Pero la crisis económica no cede sino que se profundiza y la crisis política, con su ola de denuncias de corrupción (Lava Jato), amenaza con llevarse puesto al presidente golpista, su gabinete y gran parte del Parlamento Nacional. Estos son, en la actualidad, los factores más dinámicos de la situación brasilera.
 
El problema reside en la atomizada resistencia que libran las masas trabajadoras. Aunque la bronca popular va en aumento y se radicaliza, la lucha de las masas no va al mismo ritmo. Por todas partes estallan protestas, pero no se ha logrado unificarlas en un plan de lucha nacional.
 
Hubo importantes huelgas, algunas victoriosas como las de los municipales de Santa Catarina. El 15 de marzo, en varias de las grandes ciudades (San Pablo, etc.) se sintió el paro obrero en la jornada nacional de lucha.

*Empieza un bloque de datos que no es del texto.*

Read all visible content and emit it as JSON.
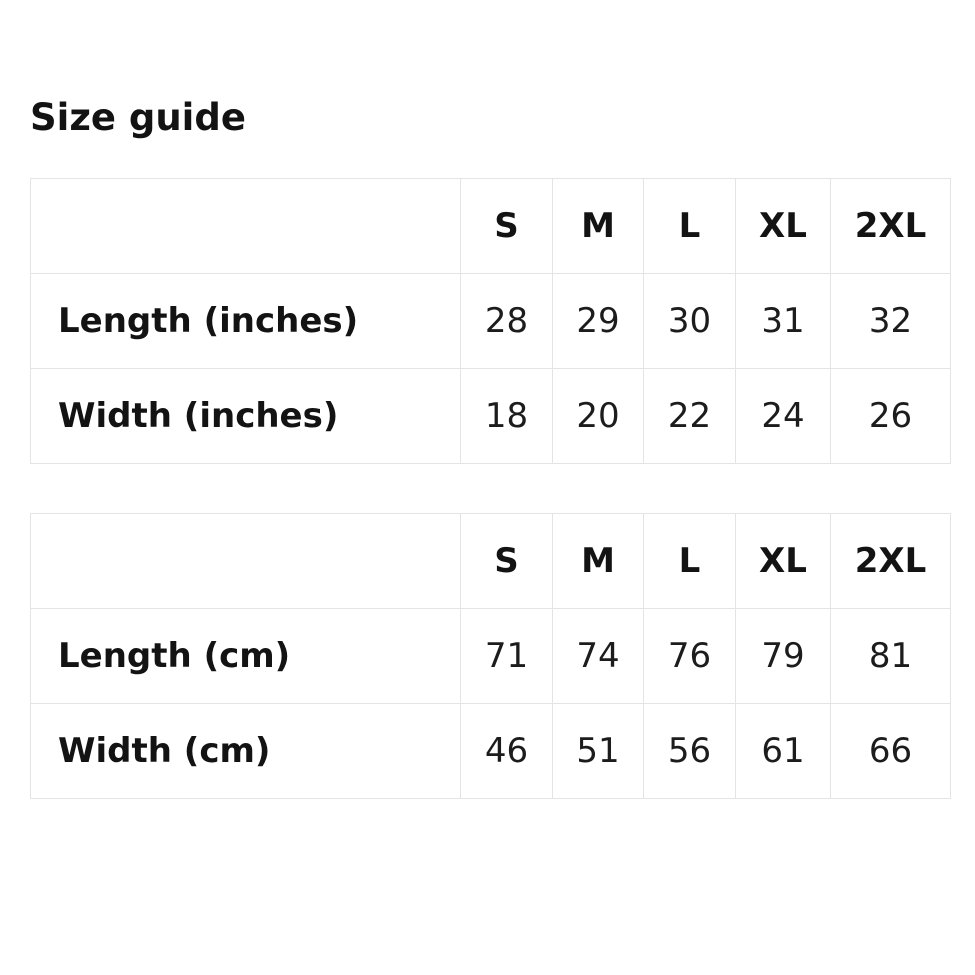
{
  "page": {
    "title": "Size guide",
    "background_color": "#ffffff",
    "text_color": "#161616",
    "border_color": "#e4e4e4"
  },
  "tables": [
    {
      "name": "imperial",
      "columns": [
        "",
        "S",
        "M",
        "L",
        "XL",
        "2XL"
      ],
      "rows": [
        {
          "label": "Length (inches)",
          "values": [
            "28",
            "29",
            "30",
            "31",
            "32"
          ]
        },
        {
          "label": "Width (inches)",
          "values": [
            "18",
            "20",
            "22",
            "24",
            "26"
          ]
        }
      ]
    },
    {
      "name": "metric",
      "columns": [
        "",
        "S",
        "M",
        "L",
        "XL",
        "2XL"
      ],
      "rows": [
        {
          "label": "Length (cm)",
          "values": [
            "71",
            "74",
            "76",
            "79",
            "81"
          ]
        },
        {
          "label": "Width (cm)",
          "values": [
            "46",
            "51",
            "56",
            "61",
            "66"
          ]
        }
      ]
    }
  ]
}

Pero, las burocracias sindicales, en primer lugar la de la CUT, y el PT diluyen esos paros, le dan tregua al gobierno para que éste vaya ejecutando el ‘ajuste’.
 
La estrategia del PT es dejar que el gobierno se ‘desgaste’ y haga el trabajo sucio –que había iniciado la presidenta Dilma y que fue volteada con un golpe parlamentario, precisamente, para avanzar más rápidamente en ese ‘ajuste’ contra los trabajadores– para luego presentarse con Lula como candidato a presidente en el 2019.
 
La consigna “Fora Temer” se ha transformado, en manos de la dirigencia del PT y de la burocracia sindical, no en un norte para la lucha de masas contra el gobierno del hambre y la entrega por su derrocamiento; sino en parte de un desvío electoral, que se sancionaría en las urnas del 2019.
 
El paro nacional del 28 de abril ha sido tomado por sectores activistas como una oportunidad para avanzar en la estructuración combativa e independiente de la clase obrera y los explotados. Llegan noticias de asambleas y resoluciones votadas por el paro y por su continuidad en un plan de lucha nacional.
 
Este es el problema central: la dirección burocrática ligada al PT y a otras variantes burguesas intentará desviar las energías combativas y empantanar la profundización de la lucha y la marcha hacia una huelga general activa.
 
Es necesario impulsar un congreso de bases del movimiento obrero y de la izquierda para reagrupar fuerzas que permitan luchar por la recuperación clasista de los sindicatos y por un plan de lucha nacional para detener los golpes antiobreros, recuperar las conquistas perdidas y terminar con el gobierno del hambre y la entrega.
 
En este proceso, los revolucionarios socialistas del Brasil deben estructurarse políticamente en forma independiente.